Qiao Mu: “On the one hand, and in
the long run, employment is difficult.
Secondly, they need to pay tuition, even if admitted.
Especially during recent years, university enrollment
extension is aimed primarily at lower level colleges.
In other words, enrollment in local institutions
is very large, and absorbs most of the students.
However, the colleges tuition is not low priced at all.
In the short term, they cannot afford to pay
tuition; and long term, employment is difficult.
So finally, they give up their exams.”
Qiao Mu analyzes that difficulty finding employment for
college graduates had short-term and long-term causes.
The short term causes are structural contradictions.
China had rapid economic growth in the past two years.
In 2013, consumption is weak, especially
with the financial crisis still there.
Ultimately, it affected the Chinese
export and manufacturing industries.
In the long run, China has some institutional
contradictions, such as the household registration system.
Qiao Mu: “Specifically on employment, if our students now
want to solve their so-called household registration status,
they can only choose to go to the national ministries
or state owned enterprises, or public institutions.
Only these three departments can
change household registration status.
Most units, such as private enterprises, or some other
companies, cannot solve household registration status.
But employment in these three units is actually
declining, and there are not so many jobs.”
CEO Cao Siyuan of Beijing Siyuan Social
Science Research Center commented.
If after graduating college, it is still very difficult
to find a job, people will not want to go to college.
Cao Siyuan: “We have a new opinion that study is useless.
It is not easy to find a job after studying, and the wage is
not high. Some people have a view that studying is useless.
Their enthusiasm towards entrance exams has declined.”
According to reports, many rural students
were finally admitted to local colleges,
but employment afterwards is very difficult.
Some high school graduates go
out to work in the private sector.
They can earn over 2,000 yuan a month, which has prompted
many students to give up the college entrance examinations.
In contrast with the rural students, another group giving
up on the exams are children from high-income families.
Many of them choose to study abroad after graduating
from high school, reducing the number of exam entrants.
According to statistics, from 2009 to 2012,
the number of students studying abroad
had an annual growth rate of over 20%.
In 2011, nearly 340,000 people went to study
abroad.

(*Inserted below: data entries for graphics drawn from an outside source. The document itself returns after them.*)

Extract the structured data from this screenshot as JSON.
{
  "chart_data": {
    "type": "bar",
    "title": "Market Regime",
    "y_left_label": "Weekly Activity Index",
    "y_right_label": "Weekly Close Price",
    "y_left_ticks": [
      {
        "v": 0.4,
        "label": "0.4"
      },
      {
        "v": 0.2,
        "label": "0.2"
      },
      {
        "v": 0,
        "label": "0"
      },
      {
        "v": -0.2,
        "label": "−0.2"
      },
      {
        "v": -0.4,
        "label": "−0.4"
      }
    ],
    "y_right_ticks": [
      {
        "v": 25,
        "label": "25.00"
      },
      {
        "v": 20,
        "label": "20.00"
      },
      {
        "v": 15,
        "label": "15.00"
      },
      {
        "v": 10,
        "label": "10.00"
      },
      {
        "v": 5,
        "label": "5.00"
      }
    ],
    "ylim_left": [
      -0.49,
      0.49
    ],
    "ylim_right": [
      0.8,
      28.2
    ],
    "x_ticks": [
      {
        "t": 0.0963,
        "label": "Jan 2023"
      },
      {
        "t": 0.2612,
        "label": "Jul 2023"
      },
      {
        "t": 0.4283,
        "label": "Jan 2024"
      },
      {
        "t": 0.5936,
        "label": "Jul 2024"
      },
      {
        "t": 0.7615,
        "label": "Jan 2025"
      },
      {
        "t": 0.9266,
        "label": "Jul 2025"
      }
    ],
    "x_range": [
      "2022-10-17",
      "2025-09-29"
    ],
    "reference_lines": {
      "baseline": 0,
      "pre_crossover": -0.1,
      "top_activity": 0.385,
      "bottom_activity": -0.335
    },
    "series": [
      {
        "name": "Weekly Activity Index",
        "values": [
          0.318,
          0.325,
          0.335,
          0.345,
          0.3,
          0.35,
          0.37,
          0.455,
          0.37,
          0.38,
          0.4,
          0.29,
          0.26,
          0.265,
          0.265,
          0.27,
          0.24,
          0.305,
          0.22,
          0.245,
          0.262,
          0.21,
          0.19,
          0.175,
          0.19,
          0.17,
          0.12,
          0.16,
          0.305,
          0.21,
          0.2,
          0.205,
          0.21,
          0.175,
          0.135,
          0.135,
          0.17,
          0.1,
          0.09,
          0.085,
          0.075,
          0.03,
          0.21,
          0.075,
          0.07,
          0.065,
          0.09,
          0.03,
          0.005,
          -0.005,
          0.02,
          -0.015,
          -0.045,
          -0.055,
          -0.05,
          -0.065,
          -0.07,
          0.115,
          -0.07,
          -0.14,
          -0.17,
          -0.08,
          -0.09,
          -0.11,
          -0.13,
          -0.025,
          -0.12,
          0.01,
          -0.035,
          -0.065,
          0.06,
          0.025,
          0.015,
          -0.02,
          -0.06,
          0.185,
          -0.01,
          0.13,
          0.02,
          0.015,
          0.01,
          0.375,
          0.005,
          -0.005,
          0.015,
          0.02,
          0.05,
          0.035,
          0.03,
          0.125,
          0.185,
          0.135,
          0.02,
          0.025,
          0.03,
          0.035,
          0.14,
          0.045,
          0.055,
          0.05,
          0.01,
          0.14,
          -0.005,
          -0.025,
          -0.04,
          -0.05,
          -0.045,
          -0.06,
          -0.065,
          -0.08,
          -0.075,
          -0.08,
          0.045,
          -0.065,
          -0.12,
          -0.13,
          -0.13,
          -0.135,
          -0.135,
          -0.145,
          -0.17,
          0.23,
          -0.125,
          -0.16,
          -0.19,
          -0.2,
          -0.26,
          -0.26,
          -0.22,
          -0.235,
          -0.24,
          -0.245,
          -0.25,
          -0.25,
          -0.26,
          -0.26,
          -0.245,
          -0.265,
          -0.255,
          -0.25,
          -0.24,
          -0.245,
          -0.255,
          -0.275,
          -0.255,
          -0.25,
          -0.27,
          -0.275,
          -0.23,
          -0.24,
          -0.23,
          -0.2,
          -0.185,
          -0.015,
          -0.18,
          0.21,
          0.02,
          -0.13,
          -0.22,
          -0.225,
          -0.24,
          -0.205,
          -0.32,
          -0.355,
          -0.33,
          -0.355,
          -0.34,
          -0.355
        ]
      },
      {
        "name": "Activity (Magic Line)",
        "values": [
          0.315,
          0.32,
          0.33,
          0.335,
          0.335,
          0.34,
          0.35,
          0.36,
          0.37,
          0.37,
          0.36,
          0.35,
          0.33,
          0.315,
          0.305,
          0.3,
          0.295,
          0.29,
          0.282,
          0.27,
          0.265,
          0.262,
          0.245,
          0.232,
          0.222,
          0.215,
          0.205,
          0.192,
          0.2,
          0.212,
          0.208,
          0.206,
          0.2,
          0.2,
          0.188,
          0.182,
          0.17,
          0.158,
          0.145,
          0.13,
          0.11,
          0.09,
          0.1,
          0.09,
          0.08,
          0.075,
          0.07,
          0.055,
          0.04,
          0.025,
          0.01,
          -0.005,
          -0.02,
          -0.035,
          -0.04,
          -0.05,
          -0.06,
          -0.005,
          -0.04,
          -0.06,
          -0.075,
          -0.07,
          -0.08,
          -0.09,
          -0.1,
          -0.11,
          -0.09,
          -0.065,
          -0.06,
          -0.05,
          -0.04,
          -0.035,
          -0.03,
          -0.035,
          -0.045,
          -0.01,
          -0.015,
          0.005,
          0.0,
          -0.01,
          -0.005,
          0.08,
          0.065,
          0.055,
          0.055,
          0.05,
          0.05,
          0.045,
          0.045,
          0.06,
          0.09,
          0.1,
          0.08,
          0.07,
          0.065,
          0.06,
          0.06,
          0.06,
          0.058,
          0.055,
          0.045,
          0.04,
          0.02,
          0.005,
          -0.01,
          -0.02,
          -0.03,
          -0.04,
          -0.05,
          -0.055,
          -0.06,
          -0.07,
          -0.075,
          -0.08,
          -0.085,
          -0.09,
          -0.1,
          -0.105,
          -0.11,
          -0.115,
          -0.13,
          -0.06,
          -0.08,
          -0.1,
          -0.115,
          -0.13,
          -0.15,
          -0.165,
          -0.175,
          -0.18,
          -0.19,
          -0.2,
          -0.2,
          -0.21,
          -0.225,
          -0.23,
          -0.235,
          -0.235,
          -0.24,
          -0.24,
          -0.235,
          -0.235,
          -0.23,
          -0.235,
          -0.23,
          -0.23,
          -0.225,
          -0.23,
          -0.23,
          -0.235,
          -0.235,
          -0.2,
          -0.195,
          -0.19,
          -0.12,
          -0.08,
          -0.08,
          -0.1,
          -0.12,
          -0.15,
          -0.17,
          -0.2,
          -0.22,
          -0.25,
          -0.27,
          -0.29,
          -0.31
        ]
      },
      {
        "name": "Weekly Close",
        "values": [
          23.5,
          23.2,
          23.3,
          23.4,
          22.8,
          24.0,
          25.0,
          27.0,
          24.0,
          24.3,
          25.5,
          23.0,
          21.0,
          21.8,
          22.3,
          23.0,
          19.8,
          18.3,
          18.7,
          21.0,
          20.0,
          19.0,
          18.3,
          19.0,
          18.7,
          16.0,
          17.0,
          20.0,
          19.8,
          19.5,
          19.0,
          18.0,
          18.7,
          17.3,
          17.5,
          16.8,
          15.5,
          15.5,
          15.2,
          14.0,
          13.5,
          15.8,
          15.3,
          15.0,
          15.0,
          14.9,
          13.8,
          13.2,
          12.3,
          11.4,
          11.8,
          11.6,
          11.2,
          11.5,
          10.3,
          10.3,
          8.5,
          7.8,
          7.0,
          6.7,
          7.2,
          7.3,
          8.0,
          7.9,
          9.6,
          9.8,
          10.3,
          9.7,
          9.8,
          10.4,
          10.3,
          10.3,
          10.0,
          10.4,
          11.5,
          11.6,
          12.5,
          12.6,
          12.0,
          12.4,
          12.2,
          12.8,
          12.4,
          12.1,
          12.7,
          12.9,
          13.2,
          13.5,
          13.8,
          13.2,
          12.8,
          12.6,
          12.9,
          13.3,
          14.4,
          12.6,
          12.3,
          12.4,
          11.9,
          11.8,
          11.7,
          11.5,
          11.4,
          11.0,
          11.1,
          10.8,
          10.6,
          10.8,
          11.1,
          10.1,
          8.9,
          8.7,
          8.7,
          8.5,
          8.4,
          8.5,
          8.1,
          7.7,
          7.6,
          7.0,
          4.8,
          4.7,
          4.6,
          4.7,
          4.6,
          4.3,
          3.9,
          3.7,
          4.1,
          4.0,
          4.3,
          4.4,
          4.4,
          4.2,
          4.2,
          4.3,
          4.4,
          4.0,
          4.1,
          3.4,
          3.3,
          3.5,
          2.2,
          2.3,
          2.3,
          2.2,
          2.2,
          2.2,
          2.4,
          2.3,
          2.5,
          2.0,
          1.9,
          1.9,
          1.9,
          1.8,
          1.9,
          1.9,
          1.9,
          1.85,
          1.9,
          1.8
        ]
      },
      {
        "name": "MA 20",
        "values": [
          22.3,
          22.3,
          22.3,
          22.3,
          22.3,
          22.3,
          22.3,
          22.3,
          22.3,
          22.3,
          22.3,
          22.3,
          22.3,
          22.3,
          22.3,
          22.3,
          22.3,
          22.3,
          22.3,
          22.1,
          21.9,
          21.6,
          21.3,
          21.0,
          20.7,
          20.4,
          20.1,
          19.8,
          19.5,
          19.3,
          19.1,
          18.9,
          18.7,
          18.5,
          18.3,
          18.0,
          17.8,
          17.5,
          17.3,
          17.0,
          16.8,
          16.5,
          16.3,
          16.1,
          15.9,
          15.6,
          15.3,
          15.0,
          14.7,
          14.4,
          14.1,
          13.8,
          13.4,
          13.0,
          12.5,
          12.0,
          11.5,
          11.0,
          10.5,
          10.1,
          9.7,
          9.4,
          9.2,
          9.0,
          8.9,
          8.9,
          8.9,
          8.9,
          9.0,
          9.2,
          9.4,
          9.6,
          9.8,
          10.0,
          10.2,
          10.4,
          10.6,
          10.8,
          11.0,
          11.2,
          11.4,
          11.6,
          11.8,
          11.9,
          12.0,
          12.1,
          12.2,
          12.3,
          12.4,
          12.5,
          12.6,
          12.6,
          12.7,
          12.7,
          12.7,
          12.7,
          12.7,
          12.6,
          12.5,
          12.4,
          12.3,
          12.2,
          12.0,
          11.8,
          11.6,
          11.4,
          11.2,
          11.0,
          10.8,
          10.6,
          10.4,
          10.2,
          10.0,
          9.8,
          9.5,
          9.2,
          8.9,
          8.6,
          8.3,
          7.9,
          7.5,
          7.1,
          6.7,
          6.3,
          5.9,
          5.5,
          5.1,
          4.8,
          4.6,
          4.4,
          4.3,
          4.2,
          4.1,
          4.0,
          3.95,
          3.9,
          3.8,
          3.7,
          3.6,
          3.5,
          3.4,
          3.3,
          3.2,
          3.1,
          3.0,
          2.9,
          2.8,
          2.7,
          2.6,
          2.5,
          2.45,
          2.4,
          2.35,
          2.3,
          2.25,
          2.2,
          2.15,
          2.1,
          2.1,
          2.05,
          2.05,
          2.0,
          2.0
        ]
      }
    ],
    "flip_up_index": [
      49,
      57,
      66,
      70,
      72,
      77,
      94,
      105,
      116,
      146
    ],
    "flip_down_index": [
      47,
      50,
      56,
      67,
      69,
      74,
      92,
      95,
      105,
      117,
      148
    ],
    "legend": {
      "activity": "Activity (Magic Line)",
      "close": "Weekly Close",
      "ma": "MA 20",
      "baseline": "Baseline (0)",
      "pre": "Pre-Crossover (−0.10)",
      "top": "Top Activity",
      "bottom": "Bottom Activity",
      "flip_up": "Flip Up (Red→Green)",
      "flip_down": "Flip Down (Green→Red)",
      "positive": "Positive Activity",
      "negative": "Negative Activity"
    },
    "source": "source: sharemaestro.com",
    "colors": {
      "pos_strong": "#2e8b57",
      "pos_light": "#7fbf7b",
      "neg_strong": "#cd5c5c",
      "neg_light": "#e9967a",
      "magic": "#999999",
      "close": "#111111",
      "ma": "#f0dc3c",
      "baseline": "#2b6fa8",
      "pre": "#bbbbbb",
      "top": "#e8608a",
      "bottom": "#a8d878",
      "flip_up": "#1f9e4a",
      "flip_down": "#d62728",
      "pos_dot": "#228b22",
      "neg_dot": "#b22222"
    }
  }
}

In 2012, there were more than 400,000.
The Affiliated High School of Shanghai International
Studies University had 330 graduates this year.
This included 110 recommended to domestic universities,
and 140 students admitted to universities abroad.
Cao Siyuan pointed out that high school students
of elite families going abroad to study reflected
the Chinese university education had fallen behind.
To change this situation, the first thing to do is for a
professor to run school, not politicians to run school.